Est-ce une mode ? Est-ce une question de santé publique ? N’est-ce qu’une question de marché ? Je pencherais pour les questions de mode et de marché…
Mode ? Certainement pas. Manger sain, refuser de se laisser empoissonner par les pesticides, engrais et autres joyeusetés est tout à fait légitime pour qui est attentif à la santé de son organisme.
Les cancers, dont nombre d’enfants sont atteints aujourd’hui, ne sont pas étrangers à toutes les "saloperies" qu’on avale en même temps que légumes, fruits, et aussi la viande - les animaux sont nourris avec le soja transgénique qui vient des USA et Amérique Latine. Sans compter les antibiotiques qu’on leur fait ingurgiter et qu’on retrouve dans le lait et la viande. Toute la chaine alimentaire est industrialisée, c’est le règne de la "mal-bouffe".

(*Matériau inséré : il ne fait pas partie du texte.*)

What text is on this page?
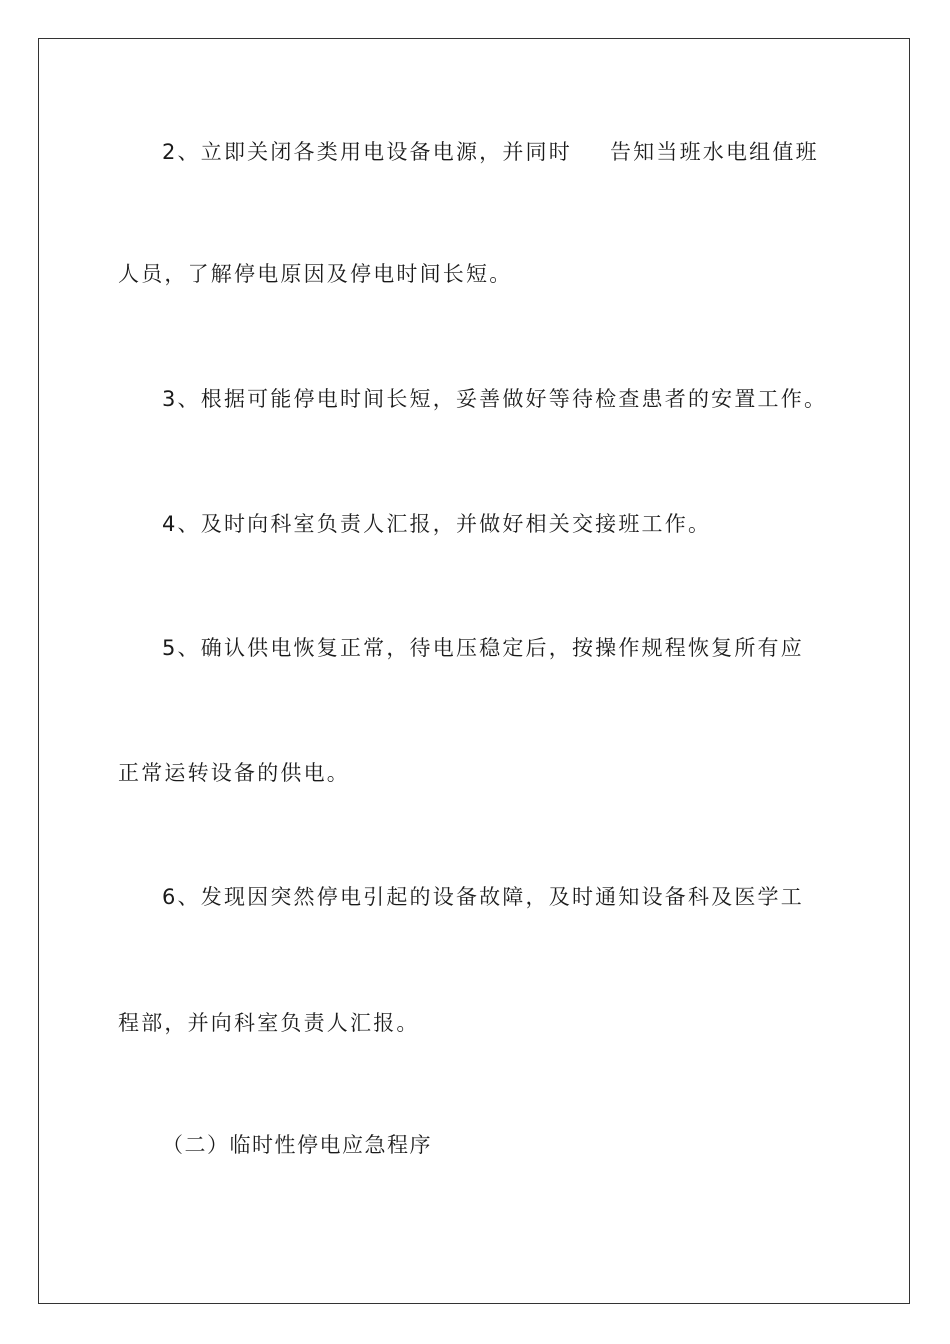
2、立即关闭各类用电设备电源，并同时 告知当班水电组值班
人员，了解停电原因及停电时间长短。
3、根据可能停电时间长短，妥善做好等待检查患者的安置工作。
4、及时向科室负责人汇报，并做好相关交接班工作。
5、确认供电恢复正常，待电压稳定后，按操作规程恢复所有应
正常运转设备的供电。
6、发现因突然停电引起的设备故障，及时通知设备科及医学工
程部，并向科室负责人汇报。
（二）临时性停电应急程序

Marché ? C’est une évidence. L’agro-alimentaire s’est emparé du marché, et l’a mondialisé. Tout est là.
Des géants de cette industrie, comme Monsanto par exemple, sont plus préoccupés de leur cotation en bourse que de la santé des consommateurs. Leur pouvoir de pression sur les gouvernants sont énormes et leur but ne leurre plus personne : devenir les seuls maîtres pour l’alimentation de toute la planète. En d’autres termes : réduire à néant les petites exploitations (des dizaines de petites fermes disparaissent chaque jour), rendre les agriculteurs dépendants de leurs seules semences, qu’ils vendent cher, d’où l’augmentation générale du budget nourriture pour toute la planète.

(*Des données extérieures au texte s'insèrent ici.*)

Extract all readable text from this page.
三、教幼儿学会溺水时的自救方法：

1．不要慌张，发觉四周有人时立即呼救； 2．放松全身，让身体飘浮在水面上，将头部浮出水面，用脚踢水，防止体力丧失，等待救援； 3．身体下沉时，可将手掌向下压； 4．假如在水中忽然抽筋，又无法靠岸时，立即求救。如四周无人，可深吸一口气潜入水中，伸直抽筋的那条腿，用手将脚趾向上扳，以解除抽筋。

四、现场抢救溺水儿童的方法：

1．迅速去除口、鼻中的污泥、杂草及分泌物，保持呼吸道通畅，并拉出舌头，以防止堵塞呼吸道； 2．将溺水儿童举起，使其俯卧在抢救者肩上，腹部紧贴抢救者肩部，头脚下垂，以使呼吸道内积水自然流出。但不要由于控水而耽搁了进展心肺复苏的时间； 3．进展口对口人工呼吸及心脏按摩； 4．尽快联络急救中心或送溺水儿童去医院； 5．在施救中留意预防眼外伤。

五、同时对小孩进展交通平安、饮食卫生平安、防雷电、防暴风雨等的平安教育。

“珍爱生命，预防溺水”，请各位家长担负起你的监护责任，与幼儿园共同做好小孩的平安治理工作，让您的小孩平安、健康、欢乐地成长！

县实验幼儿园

Augmentation de budget qui n’ira qu’en s’accroissant si le mouvement continue, les grandes firmes alimentaires la justifiant par le coût qu’elles investissent dans la recherche. Avec, évidemment, un danger à la clé : organiser les famines à leur guise pour les récalcitrants.

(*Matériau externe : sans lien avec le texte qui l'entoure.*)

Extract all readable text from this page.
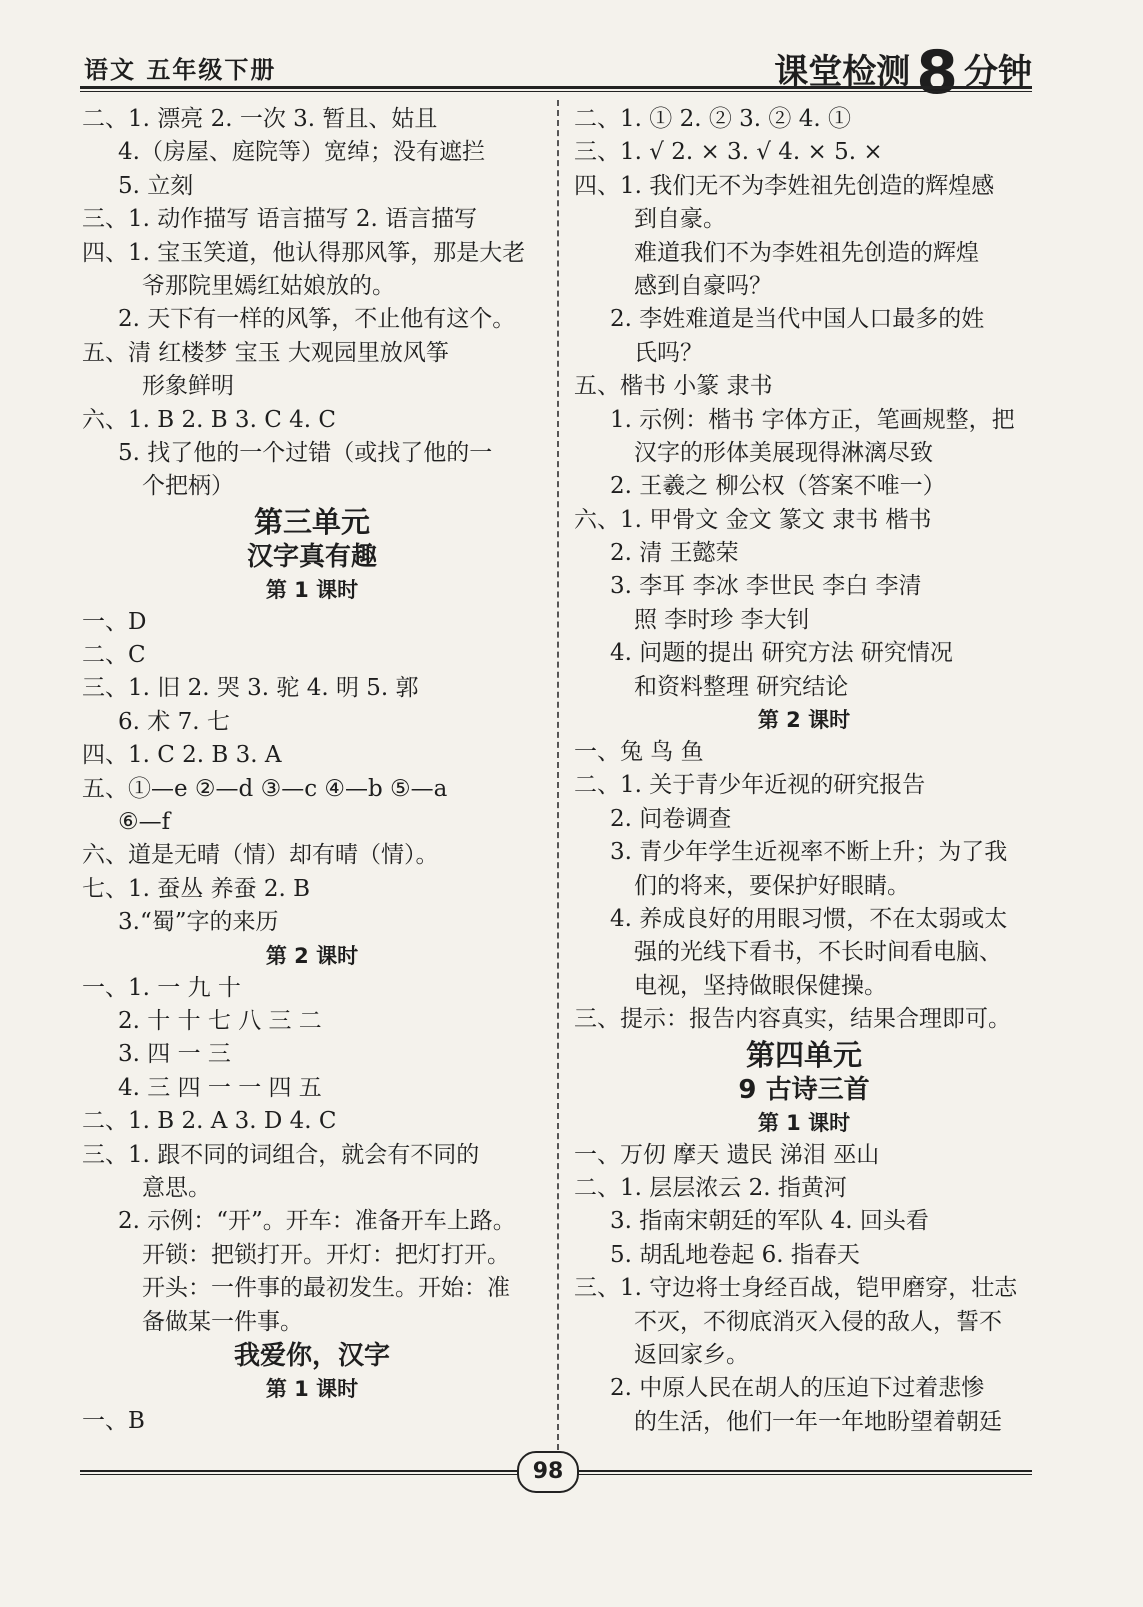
语文 五年级下册	课堂检测 8 分钟
二、1. 漂亮 2. 一次 3. 暂且、姑且
4.（房屋、庭院等）宽绰；没有遮拦
5. 立刻
三、1. 动作描写 语言描写 2. 语言描写
四、1. 宝玉笑道，他认得那风筝，那是大老
爷那院里嫣红姑娘放的。
2. 天下有一样的风筝，不止他有这个。
五、清 红楼梦 宝玉 大观园里放风筝
形象鲜明
六、1. B 2. B 3. C 4. C
5. 找了他的一个过错（或找了他的一
个把柄）
第三单元
汉字真有趣
第 1 课时
一、D
二、C
三、1. 旧 2. 哭 3. 驼 4. 明 5. 郭
6. 术 7. 七
四、1. C 2. B 3. A
五、①—e ②—d ③—c ④—b ⑤—a
⑥—f
六、道是无晴（情）却有晴（情）。
七、1. 蚕丛 养蚕 2. B
3.“蜀”字的来历
第 2 课时
一、1. 一 九 十
2. 十 十 七 八 三 二
3. 四 一 三
4. 三 四 一 一 四 五
二、1. B 2. A 3. D 4. C
三、1. 跟不同的词组合，就会有不同的
意思。
2. 示例：“开”。开车：准备开车上路。
开锁：把锁打开。开灯：把灯打开。
开头：一件事的最初发生。开始：准
备做某一件事。
我爱你，汉字
第 1 课时
一、B
二、1. ① 2. ② 3. ② 4. ①
三、1. √ 2. × 3. √ 4. × 5. ×
四、1. 我们无不为李姓祖先创造的辉煌感
到自豪。
难道我们不为李姓祖先创造的辉煌
感到自豪吗？
2. 李姓难道是当代中国人口最多的姓
氏吗？
五、楷书 小篆 隶书
1. 示例：楷书 字体方正，笔画规整，把
汉字的形体美展现得淋漓尽致
2. 王羲之 柳公权（答案不唯一）
六、1. 甲骨文 金文 篆文 隶书 楷书
2. 清 王懿荣
3. 李耳 李冰 李世民 李白 李清
照 李时珍 李大钊
4. 问题的提出 研究方法 研究情况
和资料整理 研究结论
第 2 课时
一、兔 鸟 鱼
二、1. 关于青少年近视的研究报告
2. 问卷调查
3. 青少年学生近视率不断上升；为了我
们的将来，要保护好眼睛。
4. 养成良好的用眼习惯，不在太弱或太
强的光线下看书，不长时间看电脑、
电视，坚持做眼保健操。
三、提示：报告内容真实，结果合理即可。
第四单元
9 古诗三首
第 1 课时
一、万仞 摩天 遗民 涕泪 巫山
二、1. 层层浓云 2. 指黄河
3. 指南宋朝廷的军队 4. 回头看
5. 胡乱地卷起 6. 指春天
三、1. 守边将士身经百战，铠甲磨穿，壮志
不灭，不彻底消灭入侵的敌人，誓不
返回家乡。
2. 中原人民在胡人的压迫下过着悲惨
的生活，他们一年一年地盼望着朝廷
98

Pourtant, en bout de chaine, c’est le consommateur qui a le pouvoir de changer la donne. Tout simplement en refusant d’acheter ces produits, en étant attentif aux étiquettes, en privilégiant ce qui est cultivé près de chez lui, plutôt que ce qui vient de l’autre bout du monde.
A quoi sert de manger tomates ou fraises en hiver ? La nature, plus sage que l’homme, nous offre d’autres variétés bien plus adaptées aux besoins hivernaux de notre corps.